Assume $nw_1$ is glued to $ne_k$ (and $se_1$ to $sw_m$). Then in in figure 1, vertices $w_1,e_1$ can be dropped as a simplification step. Whereas in figures 2 and 3, the interior angle at $w_m\equiv e_1$ exceeds $2\pi$, which is forbidden. Remains figure 4: As the interior angle at $w_1\equiv e_k$ is already $2\pi$, we conclude that $w_1w_2$ is glued to $e_ke_{k-1}$. We can cut off triangle $ne_{k-1}e_k$ and paste it back in as triangle $nw_2w_1$, which is a simplification step that reduces the number of vertices.
Finally, assume that $nw_1$ is glued to $sw_m$ (and $se_1$ to $ne_k$). For figure 1, this is your second example and we are done. For figures 2, 3, 4, the interior angle at $w_1\equiv w_m$ is already $2\pi$, hence we must glue $w_1w_2$ to $w_mw_{m-1}$ (and in particular, $m\ge 3$). We can cut off $nw_1w_2$ and paste it back as $sw_mw_{m-1}$, which is a simplification step that reduces the number of vertices. (If $m=3$, this is the simplification procedure you gave as an example)
Next, assume that all vertices are equatorial and the perimeter is $e_1e_2\cdots e_me_1$ for some even $m\ge 2$. If $m=2$, vertices $e_1$ and $e_2$ must be antipodal and we can rotate the polygon to move the vertices to $n$ and $s$, bringing us to figure 1 above. If rotating equatorial vertices to the poles is frowned upon, we can of course also cut along the diagonal $e_1e_2$ passing through the pole in the interior of the polygon and reassemble the resulting spherical triangles accordingly.
So assume $m\ge 4$. In order to produce $S^2$, there must exist a vertex such that its two incident edges are glued together. Wlog $e_1$ is such a vertex, i.e., $e_1e_2$ is glued to $e_1e_m$. This brings the interior angle at $e_2\equiv e_m$ already to $2\pi$, so that we must glue $e_2e_3$ to $e_me_{m-1}$. We conclude that vertices $e_2$ and $e_m$ can be dropped, simplifying the polygon.
Finally, assume that only one pole is a vertex of the polygon, i.e., the perimeter is $ne_1\cdots e_mn$ for some odd $m\ge 3$, and we glue $ne_1$ to $ne_m$. In the resulting perimeter $e_1e_2\cdots e_m(\equiv e_1)$, there must be a vertex such that its incident edges are glued. If $e_1e_2$ is glued to $e_me_{m-1}$, we can cut off $ne_1e_2$ and reinsert it as $se_me_{m-1}$, which takes us back to the case of both poles used.

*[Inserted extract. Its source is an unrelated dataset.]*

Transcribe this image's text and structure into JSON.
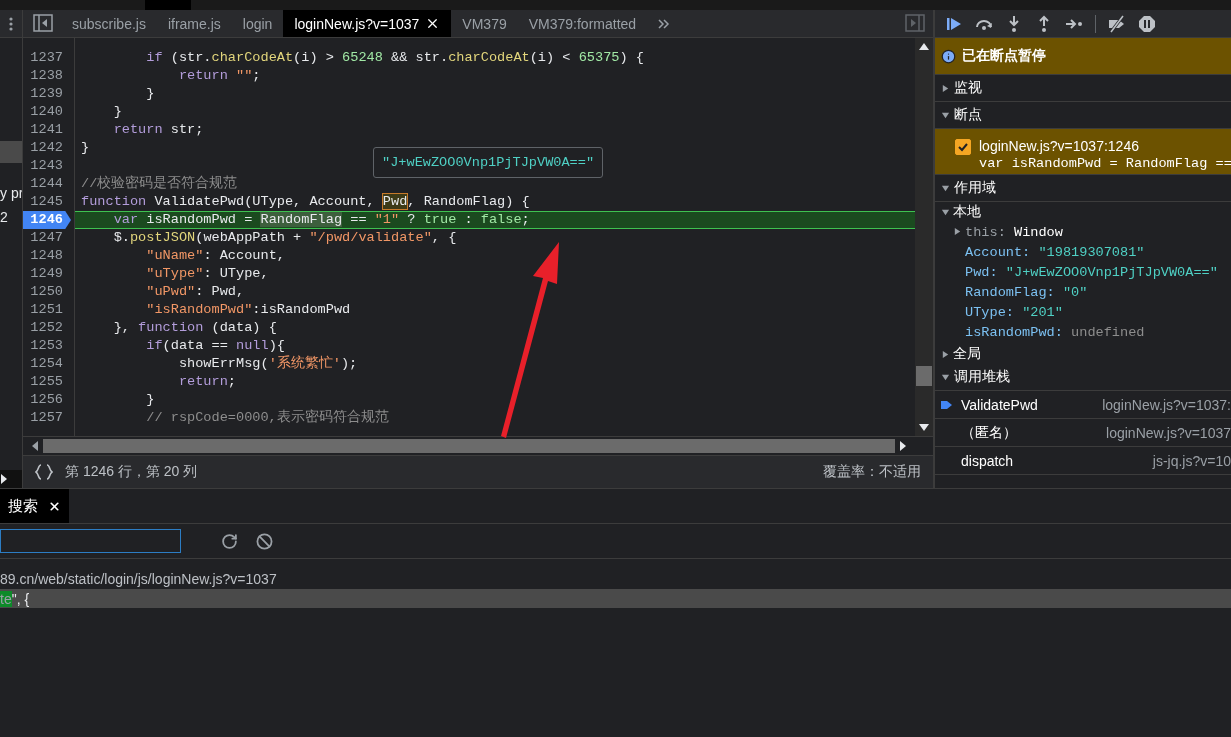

Hence we may assume that there is some $1<i<m$ such that $e_ie_{i-1}$ is glued to $e_ie_{i+1}$. This allows us to cut off $e_{i+1}\cdots e_mn$ (which may be degenerate) and reinsert it as $e_{i+1}'\cdots e_1n$. After that, cut off $ne_ie_{i+1}$ and reinsert it as $se_ie_{i-1}$, which takes us back to the case that both poles are used.